The first thing I do before I start throwing random stuff in boxes is label the boxes. VERY DETAILED LABELING! I usually make a list of what’s in the box like this:
Large pot with lid
Dish towels (I use these to pack around the glass lids)
This process takes a while but it’s worth it when you’re half unpacked and need to cook dinner! Knowing where your things are even when they aren’t all unpacked is helpful on the other end of things. If you’ve ever tried to find something buried in a box then you know how difficult it is to function and unpack at the same time.
Also, keep the vital things separate. This will include your bathroom toiletries (toothbrush, soaps etc) and some cookware (my skillet is always the last to be packed), be it paper plates and the number for the pizza guy, handy. You’ll pack these last so they’re the first thing you unpack when you get to your new home.
2. Make a new house a hold quickly:
This is the worst part. UNPACK QUICKLY! Get to a new sense of normal as fast as you can. Each time I move I try to spend the first 2-3 days (every waking moment) unpacking. Yes, it sucks. Yes, you feel like you’re ignoring your whole family, especially if they’re too young to really help. But the faster you get to a sense of “normal” the better it will be for everyone.
When you’re unloading the truck or trailer try to put all the boxes in their perspective rooms. This way when you’re unpacking you don’t have to run all over the house looking for more things that go in that room. The key to this point is to get stuff put up. It doesn’t matter if you rearrange in a few weeks once you start using that room and want things moved. The key here is to getting it put away, hence why labeling is so vital to this whole process.
Every town has a commerce website. Start researching things in the area to do! Find where the local parks are and where the library is. Not only are these great kid friendly activities but they’re also free! Moving can be expensive so free activities is always a blessing.
Most towns also have a “buy, sell, trade” Facebook page now. Ask to join it and start asking questions. Most people on there are sane and willing to give good advice about schools, activities, good restaurants, best (or cheapest) places to grocery shop etc.
Each of those little tidbits of information will help you integrate into the community slowly. It will also help you get the things done you need too, like stocking the fridge, until you can take the time to find other grocery stores or activities that you might like better.
4. Finding a way to plug in:
If you’re religious then finding a good church is a fantastic way to get plugged into a community. If you don’t currently go to church I highly recommend you start checking them out!
Most churches have gender specific bible studies or small groups for certain demographics. This is a great way to get involved with other families just like yours in the community.
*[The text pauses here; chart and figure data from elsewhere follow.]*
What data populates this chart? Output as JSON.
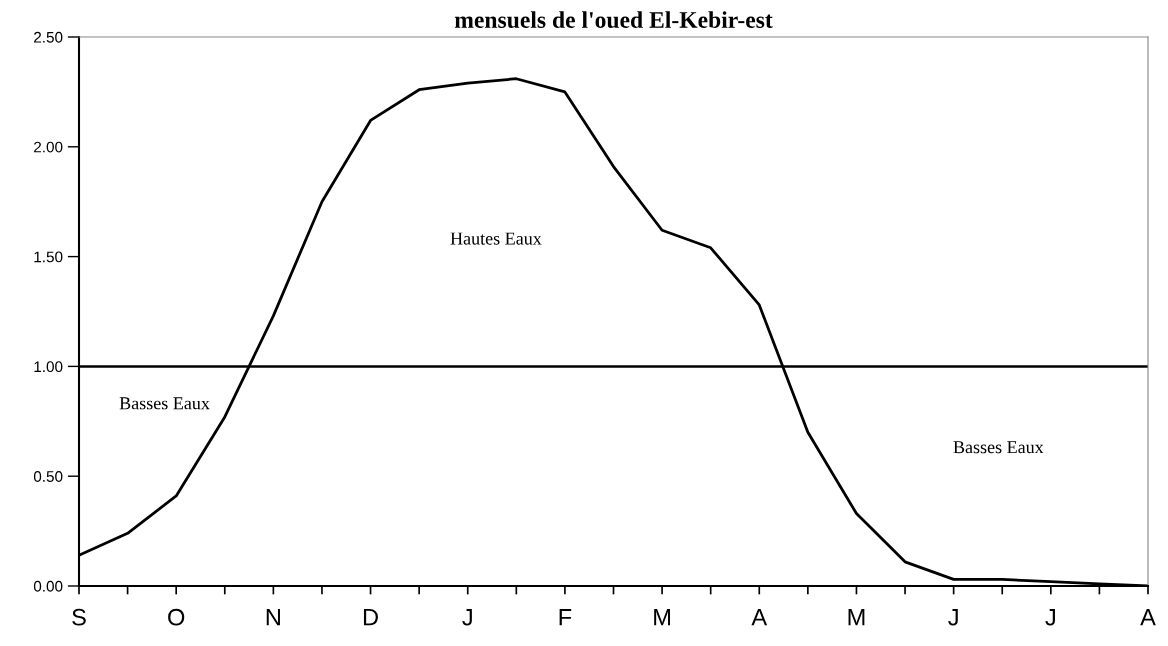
{
  "chart_data": {
    "type": "line",
    "title": "mensuels de l'oued El-Kebir-est",
    "categories": [
      "S",
      null,
      "O",
      null,
      "N",
      null,
      "D",
      null,
      "J",
      null,
      "F",
      null,
      "M",
      null,
      "A",
      null,
      "M",
      null,
      "J",
      null,
      "J",
      null,
      "A"
    ],
    "series": [
      {
        "color": "#000000",
        "values": [
          0.14,
          0.24,
          0.41,
          0.77,
          1.23,
          1.75,
          2.12,
          2.26,
          2.29,
          2.31,
          2.25,
          1.91,
          1.62,
          1.54,
          1.28,
          0.7,
          0.33,
          0.11,
          0.03,
          0.03,
          0.02,
          0.01,
          0.0
        ]
      }
    ],
    "ylim": [
      0,
      2.5
    ],
    "yticks": [
      {
        "value": 0,
        "label": "0.00"
      },
      {
        "value": 0.5,
        "label": "0.50"
      },
      {
        "value": 1,
        "label": "1.00"
      },
      {
        "value": 1.5,
        "label": "1.50"
      },
      {
        "value": 2,
        "label": "2.00"
      },
      {
        "value": 2.5,
        "label": "2.50"
      }
    ],
    "ref_lines": [
      {
        "axis": "y",
        "value": 1,
        "color": "#000000"
      }
    ],
    "annotations": [
      "Hautes Eaux",
      "Basses Eaux",
      "Basses Eaux"
    ],
    "grid": false,
    "legend": false,
    "marker": "none",
    "line_style": "solid"
  }
}
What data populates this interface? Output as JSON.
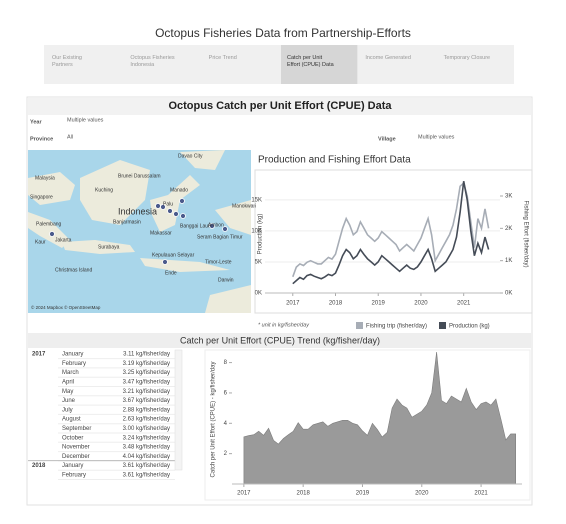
{
  "header": {
    "title": "Octopus Fisheries Data from Partnership-Efforts"
  },
  "tabs": {
    "items": [
      "Our Existing Partners",
      "Octopus Fisheries Indonesia",
      "Price Trend",
      "Catch per Unit Effort (CPUE) Data",
      "Income Generated",
      "Temporary Closure"
    ],
    "active": 3
  },
  "dashboard": {
    "title": "Octopus Catch per Unit Effort (CPUE) Data"
  },
  "filters": {
    "year_label": "Year",
    "year_value": "Multiple values",
    "province_label": "Province",
    "province_value": "All",
    "village_label": "Village",
    "village_value": "Multiple values"
  },
  "map": {
    "labels": [
      "Davao City",
      "Brunei Darussalam",
      "Malaysia",
      "Kuching",
      "Singapore",
      "Indonesia",
      "Manado",
      "Palu",
      "Banjarmasin",
      "Makassar",
      "Banggai Laut",
      "Ambon",
      "Manokwari",
      "Palembang",
      "Jakarta",
      "Surabaya",
      "Kepulauan Selayar",
      "Seram Bagian Timur",
      "Timor-Leste",
      "Christmas Island",
      "Ende",
      "Darwin",
      "Kaur"
    ],
    "attribution": "© 2024 Mapbox © OpenStreetMap"
  },
  "production_chart": {
    "type": "line",
    "title": "Production and Fishing Effort Data",
    "y_label": "Production (kg)",
    "y2_label": "Fishing Effort (fisher/day)",
    "footnote": "* unit in kg/fisher/day",
    "xlim": [
      2016.35,
      2021.85
    ],
    "xticks": [
      2017,
      2018,
      2019,
      2020,
      2021
    ],
    "ylim": [
      0,
      19000
    ],
    "yticks": [
      {
        "value": 0,
        "label": "0K"
      },
      {
        "value": 5000,
        "label": "5K"
      },
      {
        "value": 10000,
        "label": "10K"
      },
      {
        "value": 15000,
        "label": "15K"
      }
    ],
    "y2lim": [
      0,
      3650
    ],
    "y2ticks": [
      {
        "value": 0,
        "label": "0K"
      },
      {
        "value": 1000,
        "label": "1K"
      },
      {
        "value": 2000,
        "label": "2K"
      },
      {
        "value": 3000,
        "label": "3K"
      }
    ],
    "x": [
      2017.0,
      2017.083,
      2017.167,
      2017.25,
      2017.333,
      2017.417,
      2017.5,
      2017.583,
      2017.667,
      2017.75,
      2017.833,
      2017.917,
      2018.0,
      2018.083,
      2018.167,
      2018.25,
      2018.333,
      2018.417,
      2018.5,
      2018.583,
      2018.667,
      2018.75,
      2018.833,
      2018.917,
      2019.0,
      2019.083,
      2019.167,
      2019.25,
      2019.333,
      2019.417,
      2019.5,
      2019.583,
      2019.667,
      2019.75,
      2019.833,
      2019.917,
      2020.0,
      2020.083,
      2020.167,
      2020.25,
      2020.333,
      2020.417,
      2020.5,
      2020.583,
      2020.667,
      2020.75,
      2020.833,
      2020.917,
      2021.0,
      2021.083,
      2021.167,
      2021.25,
      2021.333,
      2021.417,
      2021.5,
      2021.583
    ],
    "series": [
      {
        "name": "Fishing trip (fisher/day)",
        "color": "#a7adb6",
        "axis": "y2",
        "values": [
          500,
          800,
          900,
          850,
          950,
          1000,
          950,
          900,
          900,
          1000,
          1100,
          1050,
          1200,
          1600,
          2000,
          2300,
          2100,
          1800,
          1900,
          2200,
          2000,
          1800,
          1700,
          1600,
          1700,
          1900,
          1800,
          1700,
          1600,
          1500,
          1300,
          1400,
          1500,
          1400,
          1300,
          1500,
          1700,
          2000,
          2300,
          1800,
          1000,
          1200,
          1400,
          1600,
          1800,
          2100,
          2600,
          3300,
          3400,
          3000,
          2200,
          1400,
          2300,
          2000,
          2600,
          2000
        ]
      },
      {
        "name": "Production (kg)",
        "color": "#454c57",
        "values": [
          1500,
          2000,
          2500,
          2200,
          2800,
          3000,
          2700,
          2500,
          2300,
          2600,
          3000,
          2800,
          3200,
          4500,
          6000,
          7000,
          6500,
          5500,
          6000,
          7000,
          6200,
          5500,
          5000,
          4500,
          5000,
          6000,
          5500,
          5000,
          4500,
          4000,
          3500,
          4000,
          4500,
          4000,
          3800,
          4200,
          5000,
          6000,
          7000,
          5500,
          3500,
          4000,
          4500,
          5000,
          6000,
          7000,
          9000,
          13000,
          18000,
          15000,
          10000,
          6000,
          8000,
          6500,
          9000,
          7000
        ]
      }
    ]
  },
  "cpue_title": "Catch per Unit Effort (CPUE) Trend (kg/fisher/day)",
  "cpue_table": {
    "rows": [
      [
        "2017",
        "January",
        "3.11 kg/fisher/day"
      ],
      [
        "",
        "February",
        "3.19 kg/fisher/day"
      ],
      [
        "",
        "March",
        "3.25 kg/fisher/day"
      ],
      [
        "",
        "April",
        "3.47 kg/fisher/day"
      ],
      [
        "",
        "May",
        "3.21 kg/fisher/day"
      ],
      [
        "",
        "June",
        "3.67 kg/fisher/day"
      ],
      [
        "",
        "July",
        "2.88 kg/fisher/day"
      ],
      [
        "",
        "August",
        "2.63 kg/fisher/day"
      ],
      [
        "",
        "September",
        "3.00 kg/fisher/day"
      ],
      [
        "",
        "October",
        "3.24 kg/fisher/day"
      ],
      [
        "",
        "November",
        "3.48 kg/fisher/day"
      ],
      [
        "",
        "December",
        "4.04 kg/fisher/day"
      ],
      [
        "2018",
        "January",
        "3.61 kg/fisher/day"
      ],
      [
        "",
        "February",
        "3.61 kg/fisher/day"
      ]
    ]
  },
  "cpue_chart": {
    "type": "area",
    "y_label": "Catch per Unit Effort (CPUE) - kg/fisher/day",
    "color": "#9a9a9a",
    "xlim": [
      2016.8,
      2021.69
    ],
    "xticks": [
      2017,
      2018,
      2019,
      2020,
      2021
    ],
    "ylim": [
      0,
      8.5
    ],
    "yticks": [
      2,
      4,
      6,
      8
    ],
    "x": [
      2017.0,
      2017.083,
      2017.167,
      2017.25,
      2017.333,
      2017.417,
      2017.5,
      2017.583,
      2017.667,
      2017.75,
      2017.833,
      2017.917,
      2018.0,
      2018.083,
      2018.167,
      2018.25,
      2018.333,
      2018.417,
      2018.5,
      2018.583,
      2018.667,
      2018.75,
      2018.833,
      2018.917,
      2019.0,
      2019.083,
      2019.167,
      2019.25,
      2019.333,
      2019.417,
      2019.5,
      2019.583,
      2019.667,
      2019.75,
      2019.833,
      2019.917,
      2020.0,
      2020.083,
      2020.167,
      2020.25,
      2020.333,
      2020.417,
      2020.5,
      2020.583,
      2020.667,
      2020.75,
      2020.833,
      2020.917,
      2021.0,
      2021.083,
      2021.167,
      2021.25,
      2021.333,
      2021.417,
      2021.5,
      2021.583
    ],
    "values": [
      3.11,
      3.19,
      3.25,
      3.47,
      3.21,
      3.67,
      2.88,
      2.63,
      3.0,
      3.24,
      3.48,
      4.04,
      3.61,
      3.61,
      3.9,
      4.0,
      4.1,
      3.8,
      4.0,
      4.1,
      4.2,
      4.2,
      4.0,
      3.9,
      3.5,
      3.2,
      4.0,
      3.6,
      3.1,
      3.4,
      5.0,
      5.6,
      5.2,
      5.0,
      4.4,
      4.6,
      4.8,
      5.2,
      6.0,
      8.7,
      5.5,
      5.3,
      5.8,
      5.6,
      5.4,
      6.3,
      5.4,
      4.9,
      5.3,
      5.4,
      5.2,
      5.6,
      4.3,
      2.9,
      3.3,
      3.3
    ]
  }
}
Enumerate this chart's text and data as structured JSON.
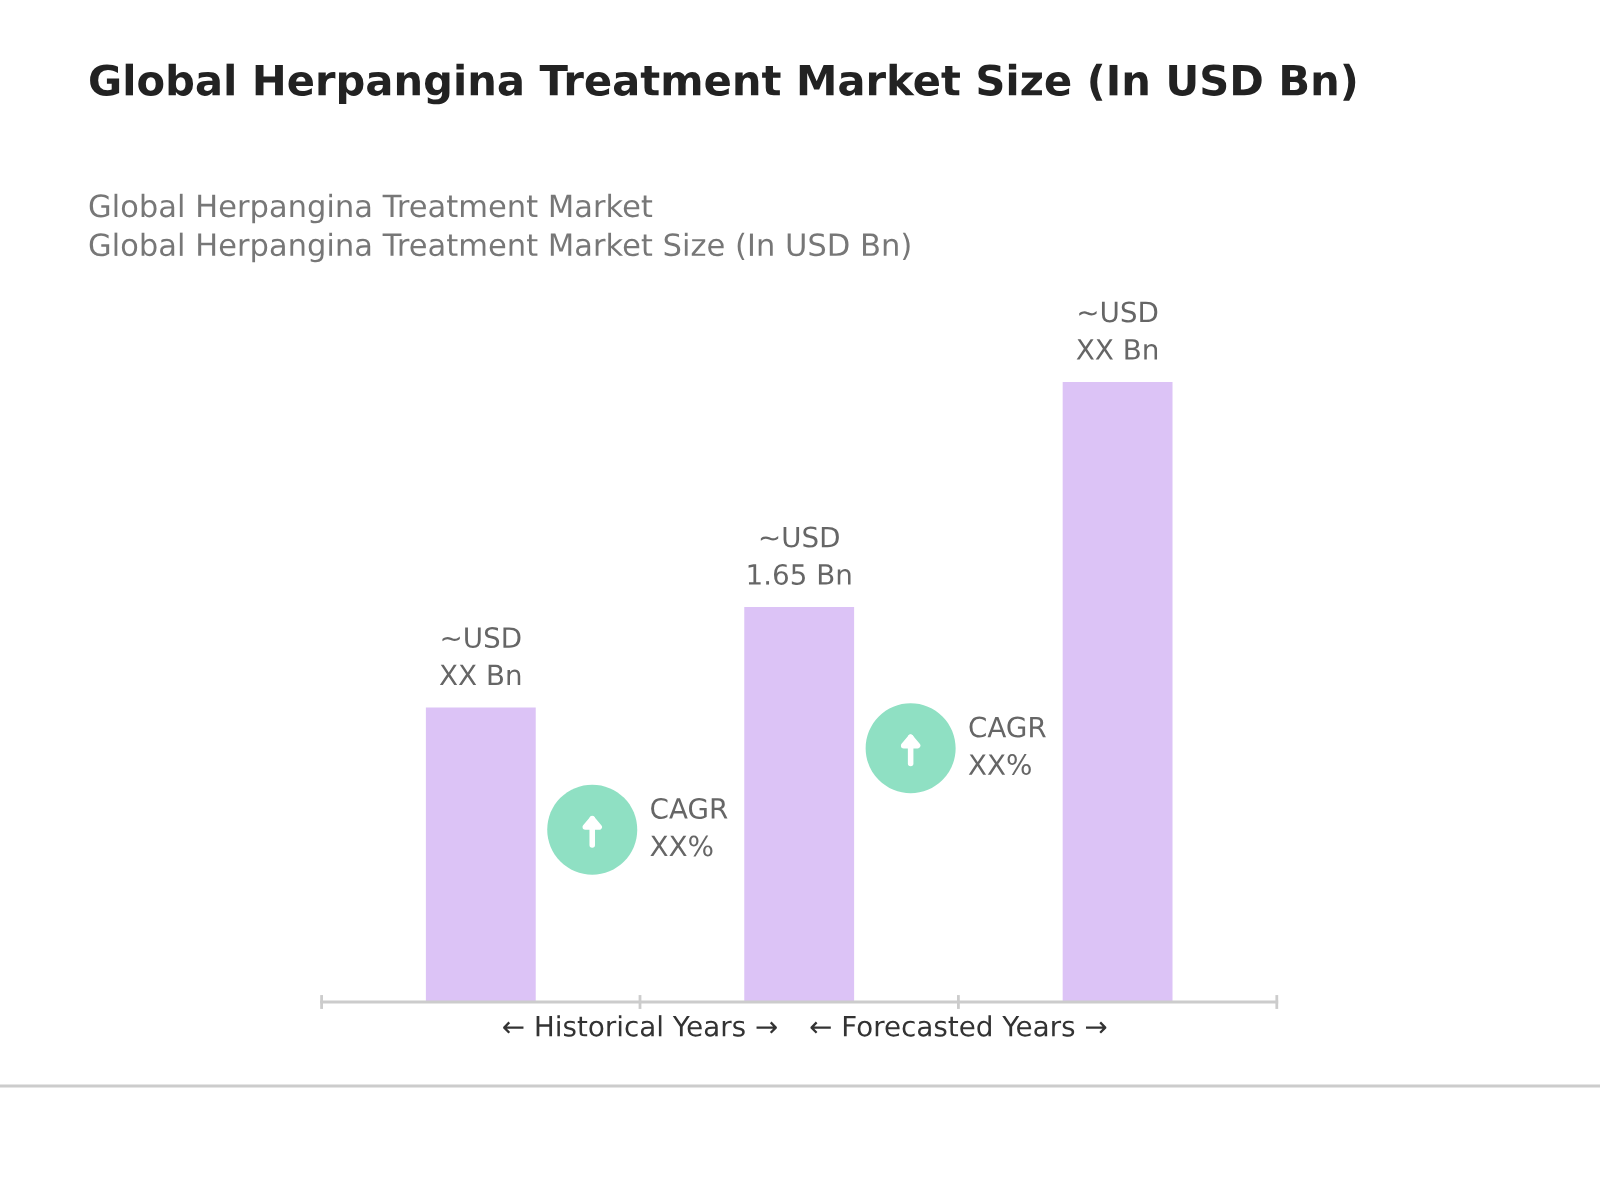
{
  "chart_data": {
    "type": "bar",
    "title": "Global Herpangina Treatment Market Size (In USD Bn)",
    "subtitle": "Global Herpangina Treatment Market\nGlobal Herpangina Treatment Market Size (In USD Bn)",
    "categories": [
      null,
      null,
      null
    ],
    "values": [
      1.23,
      1.65,
      2.59
    ],
    "color": "#dcc3f6",
    "value_labels": [
      "~USD\nXX Bn",
      "~USD\n1.65 Bn",
      "~USD\nXX Bn"
    ],
    "annotations": [
      "CAGR\nXX%",
      "CAGR\nXX%",
      "← Historical Years →",
      "← Forecasted Years →"
    ],
    "grid": false
  }
}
Another way that’s been a godsend to us is a library story hour. I’ve met many stay-at-home-moms this way and have made amazing friendships! It’s worth putting yourself out there, no matter how uncomfortable it is, to make a few connections. What’s the worst that can happen, though? You have one play date and realize you don’t care for them then you can move on! But you’ll never know of the friendships you might be missing out on until you put yourself out there and try!
5. Keep a schedule:
Every family has some sort of schedule. It doesn’t matter whether you homeschool the kids or work full time with the kids in school, everyone has some sort of schedule. KEEP A SCHEDULE! After the initial 2-3 days of unpacking, start up with your normal schedule as much as you can with being in the new town. If you used to go to Library story hour every Wednesday, start going to the new story time whenever that is. Keep some normal in your life. It will help the children (if you have any) immensely start to think of this house or town, as home. Find a way to keep things normal.
6. Find a map and garage sale:
This was one of my favorite ways to learn my way around town. We went to the city commerce and got a nice map (several of them actually). Then we got the ads for garage sales on Saturday mornings and planned our route. Not only did we learn our way around town, but we also got to meet new people. You never know what kind of people you will meet and what kind of connections they will bring that might be mutually beneficial later.